Data Selection via Optimal Control for Language Models
Yuxian Gu, Li Dong, Hongning Wang, Yaru Hao, Qingxiu Dong, Furu Wei, Minlie Huang
TL;DR
This work treats pre-training data selection for language models as a discrete Optimal Control problem and derives Pontryagin's Maximum Principle (PMP) conditions to characterize optimal data weights. Building on this theory, the authors propose PMP-based Data Selection (PDS), a practical offline pipeline that uses a proxy dataset to solve PMP conditions, learns a data scorer to transfer quality estimates to a full corpus, and selects a high-quality pre-training subset.
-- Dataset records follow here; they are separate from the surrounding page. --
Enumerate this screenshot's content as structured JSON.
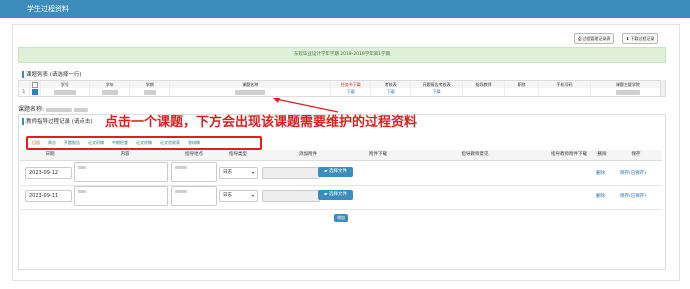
{
  "window": {
    "title": "学生过程资料"
  },
  "toolbar": {
    "btn_records": "过程管理记录表",
    "btn_records_icon": "print-icon",
    "btn_download": "下载过程记录",
    "btn_download_icon": "download-icon"
  },
  "banner": {
    "text": "东软毕业设计学年学期 2018-2019学年第1学期"
  },
  "topic_list": {
    "title": "课题列表 (请选择一行)",
    "columns": [
      "",
      "",
      "学号",
      "学年",
      "学期",
      "课题名称",
      "任务书下载",
      "考核表",
      "开题报告考核表",
      "指导教师",
      "职称",
      "手机号码",
      "课题主管学院"
    ],
    "row": {
      "index": "1",
      "task_download": "下载",
      "exam_download": "下载",
      "opening_download": "下载"
    }
  },
  "course": {
    "label": "课题名称:"
  },
  "records": {
    "title": "教师指导过程记录 (请点击)",
    "tabs": [
      "日志",
      "周志",
      "开题报告",
      "论文初稿",
      "中期检查",
      "论文终稿",
      "论文验收表",
      "答辩稿"
    ],
    "active_tab": 0,
    "headers": {
      "date": "日期",
      "content": "内容",
      "location": "指导地点",
      "type": "指导类型",
      "attach": "添加附件",
      "attach_dl": "附件下载",
      "opinion": "指导教师意见",
      "teacher_attach": "指导教师附件下载",
      "delete": "删除",
      "save": "保存"
    },
    "rows": [
      {
        "date": "2023-09-12",
        "type": "日志",
        "choose_file": "选择文件",
        "delete": "删除",
        "save": "保存(已保存)"
      },
      {
        "date": "2023-09-11",
        "type": "日志",
        "choose_file": "选择文件",
        "delete": "删除",
        "save": "保存(已保存)"
      }
    ],
    "add_button": "增加"
  },
  "annotation": {
    "text": "点击一个课题，下方会出现该课题需要维护的过程资料",
    "color": "#e02020"
  },
  "colors": {
    "header": "#3c8dbc",
    "accent_red": "#e02020",
    "banner": "#dff0d8"
  }
}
Empirical results show that PDS accelerates LM learning and improves downstream performance across model sizes (from 160M to 1.7B) and tasks, while also extending benefits to extrapolated 400B-parameter models; in data-constrained settings, PDS reduces data demand by about 1.8x. The framework is offline, scalable, and transfer-friendly, enabling integration into optimized pre-training pipelines and offering a theory-grounded mechanism to understand the impact of individual data points on LM pre-training.
Abstract
This work investigates the selection of high-quality pre-training data from massive corpora to enhance LMs' capabilities for downstream usage. We formulate data selection as a generalized Optimal Control problem, which can be solved theoretically by Pontryagin's Maximum Principle (PMP), yielding a set of necessary conditions that characterize the relationship between optimal data selection and LM training dynamics. Based on these theoretical results, we introduce PMP-based Data Selection (PDS), a framework that approximates optimal data selection by solving the PMP conditions. In our experiments, we adopt PDS to select data from CommmonCrawl and show that the PDS-selected corpus accelerates the learning of LMs and constantly boosts their performance on a wide range of downstream tasks across various model sizes. Moreover, the benefits of PDS extend to ~400B models trained on ~10T tokens, as evidenced by the extrapolation of the test loss curves according to the Scaling Laws. PDS also improves data utilization when the pre-training data is limited, by reducing the data demand by 1.8 times, which helps mitigate the quick exhaustion of available web-crawled corpora. Our code, model, and data can be found at https://github.com/microsoft/LMOps/tree/main/data_selection.